Putting aside the ritual obeisance to the benign government and its laudatory goals, the comment is true enough. We may add that focus on maximizing profits is also “not always consistent” with the hope for “the survival of humanity,” to borrow the phrase of a leaked memo from JPMorgan Chase, [the U.S.’s] largest bank, warning that “the survival of humanity” is at risk on our current course, including the bank’s own investments in fossil fuels. Thus, Chevron canceled a profitable sustainable energy project because there’s more profit to be made in destroying life on Earth. ExxonMobil refrained from doing so, because [it] had never opened such a project in the first place, having made more rational calculations of profitability.
 
And rightly so, according to neoliberal doctrine. As Milton Friedman and other neoliberal luminaries have instructed us, the task of corporate managers is to maximize profits. Any deviation from this moral obligation would shatter the foundations of “civilized life.”
 
There will be recovery from the COVID-19 crisis, at severe and possibly horrendous cost, particularly for the poor and more vulnerable. But there will be no recovery from the melting of the polar ice sheets and the other devastating consequences of global warming.
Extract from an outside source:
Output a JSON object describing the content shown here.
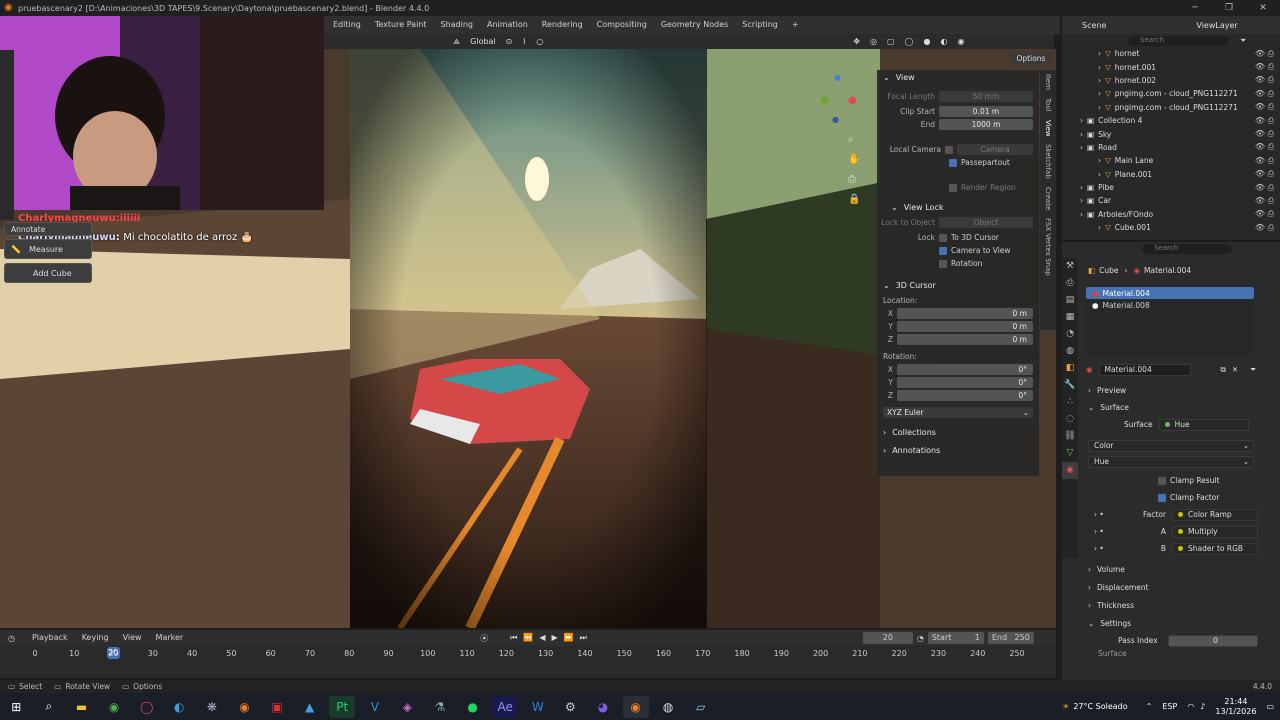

Here, too, the catastrophe results from a market failure — in this case, of truly earth-shaking proportions.
 
The current administration had ample warning about a likely pandemic. In fact, a high-level simulation was run as recently as last October. Trump has reacted during his years in office in the manner to which we have become accustomed: by defunding and dismantling every relevant part of government and assiduously implementing the instructions of his corporate masters to eliminate the regulations that impede profits while saving lives — and leading the race to the abyss of environmental catastrophe, by far his greatest crime — in fact, the greatest crime in history when we consider the consequences.      
 
By early January, there was little doubt of what was happening. On December 31, China informed the World Health Organization (WHO) of the spread of pneumonia-like symptoms with unknown etiology. On January 7, China informed the WHO that scientists had identified the source as a coronavirus and had sequenced the genome, which they made available to the scientific world. Through January and February, U.S. intelligence was trying hard to reach Trump’s ear, but failed. Officials informed the press that “they just couldn’t get him to do anything about it. The system was blinking red.”
 
Trump was not silent, however. He issued a stream of confident pronouncements informing the public that it was just a cough; he has everything under control; he gets a 10 out of 10 for his handling of the crisis; it’s very serious but he knew it was a pandemic before anyone else; and the rest of the sorry performance. The technique is well-designed, much like the practice of reeling out lies so fast that the very concept of truth vanishes. Whatever happens, Trump is sure to be vindicated among his loyal followers. When you shoot arrows at random, some are likely to hit the target.
 
To crown this impressive record, on February 10, when the virus was sweeping the country, the White House released its annual budget proposal, which extends further the sharp cuts in all the main health-related parts of the government (in fact just about anything that might help people) while increasing funding for what’s really important: the military and the wall.